To expand on @rodms answer, and explain what is going on, it might be useful to forget about probabilities for a minute.

The multinomial distribution can be seen as a tool to study processes that partition a finite set into a fixed number of subsets. If you are familiar with algebra, it helps to think about the distribution of degrees in the monomials of multivariate polynomials. If you are familiar with calculus, think about the derived terms in the multivariate Taylor expansion.

From these analogies, it should be clear that the number of ways to obtain $j$ realisations of a particular event amongst $N$ trials is $\binom{N}{j}$. Going back to probabilities, in order for this particular outcome to happen, we need some event $k$ to happen exactly $j$ times, for which the probability is $p_k^j (1-p_k)^{N-j}$.

Hence the formula that @rodms gave you. But what you are asking goes one step further than that. There are many ways that $Z_j$ can be equal to any number $m$. To clarify: $\mathrm{Pr}(\ Z_j = m\ )$ is the probability that exactly $m$ events occur $j$ times.

In order to obtain this formula, there is a second combinatorial layer; namely the combinations of $m$ events that would occur $j$ time, of which there are exactly $\binom{K}{m}$. Therefore, $\mathrm{Pr}(\ Z_j = m\ )$ is given by the sum over these combinations that the selected $m$ events jointly occur $j$ time.

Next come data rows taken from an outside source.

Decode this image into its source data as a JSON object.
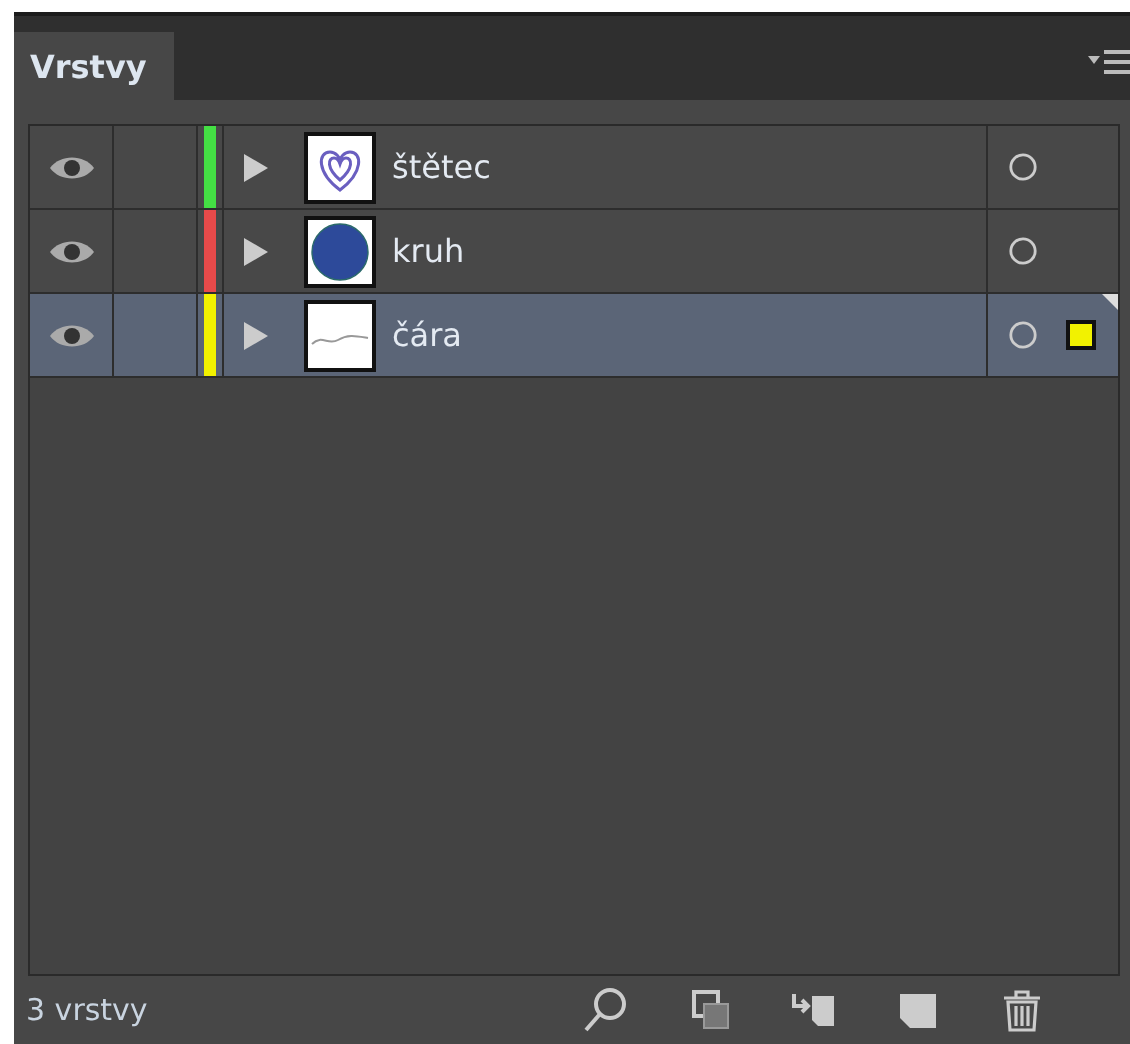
{
  "panel": {
    "tab": {
      "label": "Vrstvy",
      "selected": true
    }
  },
  "layers": [
    {
      "name": "štětec",
      "color": "#44e044",
      "visible": true,
      "selected": false,
      "thumbnail": {
        "kind": "heart"
      },
      "art_selected": false
    },
    {
      "name": "kruh",
      "color": "#e84a4a",
      "visible": true,
      "selected": false,
      "thumbnail": {
        "kind": "circle"
      },
      "art_selected": false
    },
    {
      "name": "čára",
      "color": "#f2f200",
      "visible": true,
      "selected": true,
      "thumbnail": {
        "kind": "line"
      },
      "art_selected": true
    }
  ],
  "status_bar": {
    "count": "3 vrstvy"
  }
}
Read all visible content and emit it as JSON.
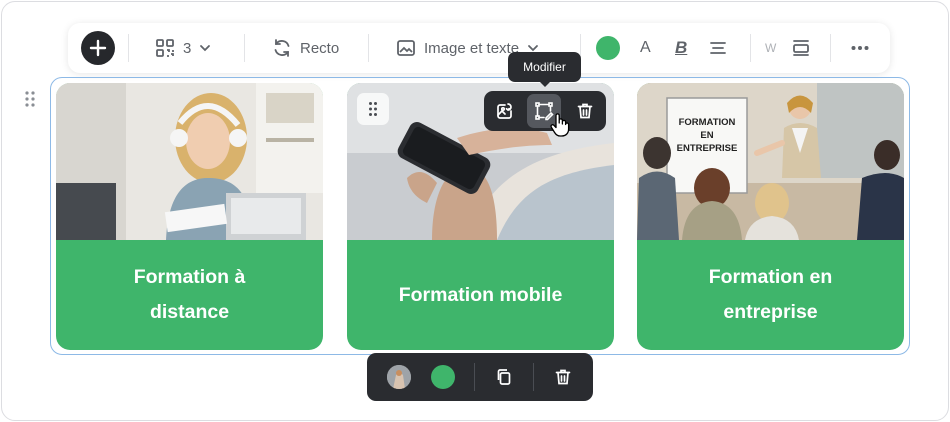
{
  "toolbar": {
    "columns_label": "3",
    "side_label": "Recto",
    "layout_label": "Image et texte",
    "accent_color": "#3fb56b",
    "font_letter": "A",
    "bold_letter": "B",
    "width_letter": "W",
    "icons": [
      "plus-icon",
      "grid-icon",
      "chevron-down-icon",
      "rotate-icon",
      "image-icon",
      "text-color-icon",
      "bold-icon",
      "align-icon",
      "border-icon",
      "more-icon"
    ]
  },
  "tooltip": {
    "text": "Modifier"
  },
  "cards": [
    {
      "caption": "Formation à distance",
      "image": "woman-with-headphones-laptop-photo"
    },
    {
      "caption": "Formation mobile",
      "image": "hands-holding-smartphone-photo"
    },
    {
      "caption": "Formation en entreprise",
      "image": "meeting-presentation-flipchart-photo",
      "flipchart_text": "FORMATION EN ENTREPRISE"
    }
  ],
  "card_actions": {
    "icons": [
      "replace-image-icon",
      "edit-crop-icon",
      "trash-icon"
    ],
    "active": "edit-crop-icon"
  },
  "bottom_toolbar": {
    "color": "#3fb56b",
    "icons": [
      "image-thumbnail",
      "color-swatch",
      "duplicate-icon",
      "trash-icon"
    ]
  }
}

For any such combination of $m$ events with indices $i_1\neq ...\neq i_m$, the probability that $(X_{i_1} = j\ \text{ and }\ X_{i_2} = j\ ...\ \text{ and }\ X_{i_m} = j)$ if $mj\leq N$ is given by: $$ \binom{N}{mj} \pi_{(i_1, ... , i_m)}^j (1- \sigma_{(i_1, ... , i_m)})^{N-mj} $$ where $\pi_{(i_1, ... , i_m)} = \prod_{k=1}^m p_{i_k}$ and $\sigma_{(i_1, ... , i_m)} = \sum_{k=1}^m p_{i_k}$. This yields the (rather ugly) formula: $$ \mathrm{Pr}(\ Z_j = m\ ) = \sum_{i_1\neq ...\neq i_m} \binom{N}{mj} \pi_{(i_1, ... , i_m)}^j (1- \sigma_{(i_1, ... , i_m)})^{N-mj} $$ where this sums iterates over the $\binom{K}{m}$ combinations mentioned previously.

If we further assume all $p_i$ equal, then this simplifies to: $$ \mathrm{Pr}(\ Z_j = m\ ) = \binom{K}{m} \binom{N}{mj} p^{mj} (1- mp)^{N-mj} $$